11.2.10

TV GHOST INTERVIEW

Since hearing Cold Fish by TV Ghost, I've been pretty hooked. Thought I'd landed a real scoop only to find out that the NME had pipped me by giving them a brief mention. I'm still pretty sure this is their first UK publication interview though. Interesting for the wrong reasons, perhaps?

The Germans have a saying: “do not make monuments to the living, for they can still disgrace the stone.” It's a bit like our 'don't meet your heroes' line, but cleverer. Having met two heroes previously (British Bulldog: warm, solid handshake, enthusiasm. Dynamite Kid: called me a 'poof'' and yelled dubious obscenities from his knackered wheelchair), your hack opted for the side of generosity and chased up an interview with TV Ghost.



Stricken with love, according to last.fm, yr. corresp spun their recent LP Cold Fish seventeen times, most of which were consecutive. That's not including physical plays and ripping the whole thing to an MP3 player, deleting everything else in turn. Then buying the thing on import, alongside their rare-as-rocking-horse-shit debut self-titled 12”.

People call their genre 'shitgaze'. It's a stupid term, based on a joke. Now people are talking about this whole 'shitgaze' revolution. It's enough to make you vomit up a lung. How does singer/guitarist Timothy Conrad Glick feel about this?

“Uhhhhhhhhhhhhhhhhhhhhhhhhhhhhhhhhhhhhhhhh. I dunno.”

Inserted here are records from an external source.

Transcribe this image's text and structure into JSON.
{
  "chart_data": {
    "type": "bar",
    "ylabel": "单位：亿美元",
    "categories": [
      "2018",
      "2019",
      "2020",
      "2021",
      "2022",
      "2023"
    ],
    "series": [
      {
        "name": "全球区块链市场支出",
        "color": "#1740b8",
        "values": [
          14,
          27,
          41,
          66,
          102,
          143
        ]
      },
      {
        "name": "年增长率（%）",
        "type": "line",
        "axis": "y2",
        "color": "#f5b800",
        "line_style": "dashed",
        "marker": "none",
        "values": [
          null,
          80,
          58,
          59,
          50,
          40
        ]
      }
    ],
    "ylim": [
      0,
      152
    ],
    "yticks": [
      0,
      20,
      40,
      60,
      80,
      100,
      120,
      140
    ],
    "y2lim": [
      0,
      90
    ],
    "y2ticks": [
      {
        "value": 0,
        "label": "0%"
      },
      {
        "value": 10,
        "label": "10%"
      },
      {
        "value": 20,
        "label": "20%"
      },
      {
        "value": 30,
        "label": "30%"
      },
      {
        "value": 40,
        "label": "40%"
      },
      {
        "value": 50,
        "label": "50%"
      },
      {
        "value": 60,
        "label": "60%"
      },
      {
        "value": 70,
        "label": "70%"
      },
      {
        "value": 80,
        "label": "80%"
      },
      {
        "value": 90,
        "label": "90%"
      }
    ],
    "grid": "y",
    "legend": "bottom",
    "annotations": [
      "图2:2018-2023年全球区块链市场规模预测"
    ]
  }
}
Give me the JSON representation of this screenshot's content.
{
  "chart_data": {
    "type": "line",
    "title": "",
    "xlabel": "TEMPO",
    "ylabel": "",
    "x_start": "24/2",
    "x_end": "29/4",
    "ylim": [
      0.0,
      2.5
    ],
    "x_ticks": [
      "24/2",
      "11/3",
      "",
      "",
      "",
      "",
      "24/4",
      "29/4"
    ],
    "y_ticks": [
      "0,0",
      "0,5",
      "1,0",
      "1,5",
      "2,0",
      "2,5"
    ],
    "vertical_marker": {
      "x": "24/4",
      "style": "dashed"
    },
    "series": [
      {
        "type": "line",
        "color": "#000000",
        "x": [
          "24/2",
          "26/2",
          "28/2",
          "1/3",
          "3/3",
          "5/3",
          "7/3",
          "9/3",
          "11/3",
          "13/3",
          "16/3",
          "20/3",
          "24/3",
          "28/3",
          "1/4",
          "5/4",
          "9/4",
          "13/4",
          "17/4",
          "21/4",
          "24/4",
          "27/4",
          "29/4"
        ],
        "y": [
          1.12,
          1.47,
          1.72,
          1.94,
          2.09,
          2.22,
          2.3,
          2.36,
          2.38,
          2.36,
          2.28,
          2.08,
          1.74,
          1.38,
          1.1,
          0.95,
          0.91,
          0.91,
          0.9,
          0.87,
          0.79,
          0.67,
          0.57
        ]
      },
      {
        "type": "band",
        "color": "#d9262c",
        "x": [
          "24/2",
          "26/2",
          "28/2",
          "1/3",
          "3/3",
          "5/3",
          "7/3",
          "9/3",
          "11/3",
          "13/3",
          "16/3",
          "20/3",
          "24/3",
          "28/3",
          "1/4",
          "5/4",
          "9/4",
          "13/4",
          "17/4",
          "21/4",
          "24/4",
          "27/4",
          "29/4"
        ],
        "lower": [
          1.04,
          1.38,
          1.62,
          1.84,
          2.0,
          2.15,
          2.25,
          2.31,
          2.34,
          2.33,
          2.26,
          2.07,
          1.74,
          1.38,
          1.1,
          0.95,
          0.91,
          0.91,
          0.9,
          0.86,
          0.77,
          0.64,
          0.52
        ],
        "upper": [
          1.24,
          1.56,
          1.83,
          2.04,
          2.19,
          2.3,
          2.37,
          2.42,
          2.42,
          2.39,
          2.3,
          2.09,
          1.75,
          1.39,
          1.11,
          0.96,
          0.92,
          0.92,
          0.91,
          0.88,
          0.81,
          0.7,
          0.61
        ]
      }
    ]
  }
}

At the time, it seems like an infuriating answer. Looking back, it was a dumb question. When has a band ever graciously accepted a genre tag? Even if the genre tag came from the dude who recorded their first 12” record?

So how would you describe what TV Ghost did to some dude or lady dude who had never heard you? “Uhhhhhhhhh. [silence].”

Looks like I'm going to have to do it for him. The Ghosters came a-creepin' outta Lafayette, IN, a “pretty crappy” rustbelt town that one W. Axl Rose used to call home. It's not riven with the crack and crime of East Coast no-fly zones like Trenton and Camden. Instead it's decaying in that mundane, late-capitalistic way, all rusted gates and abandoned lots.



The band themselves are four skinny kids on drugs and a nihilistic kick to match those dudes from The Big Lebowski. Thousand-yard stares. Remorseless stances. Nary a smile between them. You'd mistake them for complete dorks if they weren't playing some of the most vital music of the century.

There's something for everyone who hates most things. TV Ghost stick their necks up above the garage-rock parapet to incorporate telekinetic spasms of no wave, the icy-technological paranoia of Chrome and their early industrial ilk and wiry, worried post-punk. Glick howls like his bowels are being extracted through his gluteals and the rest of the band pummel away in noisy ecstacy.

Back to the interview. What's going down in Lafayette? “Oh, nothing.” It's the spiritual home of Guns'n'Roses, I tell him. Stone silence. Like his album suggests, cold fish. “There's not much of a scene here at all.”

But a lot of the recent garage/lo-fi stuff has had a lot of press coverage. Even MTV did a little feature on groups like Tyvek, Kurt Vile and Psychedelic Horseshit. “I don't know about that.” You've even played some pretty awesome stuff, like the recent WFMU festival with legends such as Teenage Jesus and Faust. “Mmmm.”

Mmmm? Mmmmm???!!! Just as rage is about to find voice, he finds enough to tell Student Direct, a propos of nothing, that Lydia Lunch thought their drummer, the improbably named Jackson Van Horn, was “pretty hot.” And then he laughs a lot, like a man who does not laugh a lot. Like this: “Ha. Ha ha. Ha. Ha.” Stop.

Which sends your writer into an inexplicable fit of laughter, capped with a pretty obvious ephiphany: those Germans were right. Whaddya expect this guy to do, come out with a Beckett play? He's a singer in a band tipped for success, not Ban Ki Moon. His defensiveness and lack of expurgation don't mean much at all when you crank the record up high.



Whatever their future status (hint: they're tipped to act as poster boys in the new US arm of the next big NME wave) they've managed to sew up a couple of high-quality releases along the way. 2010 should see them coming over here to show us what they've got. What can we expect? “Uhhhhhhhhhhhhhhhhhh.” Oh just go and see them. Far less infuriating.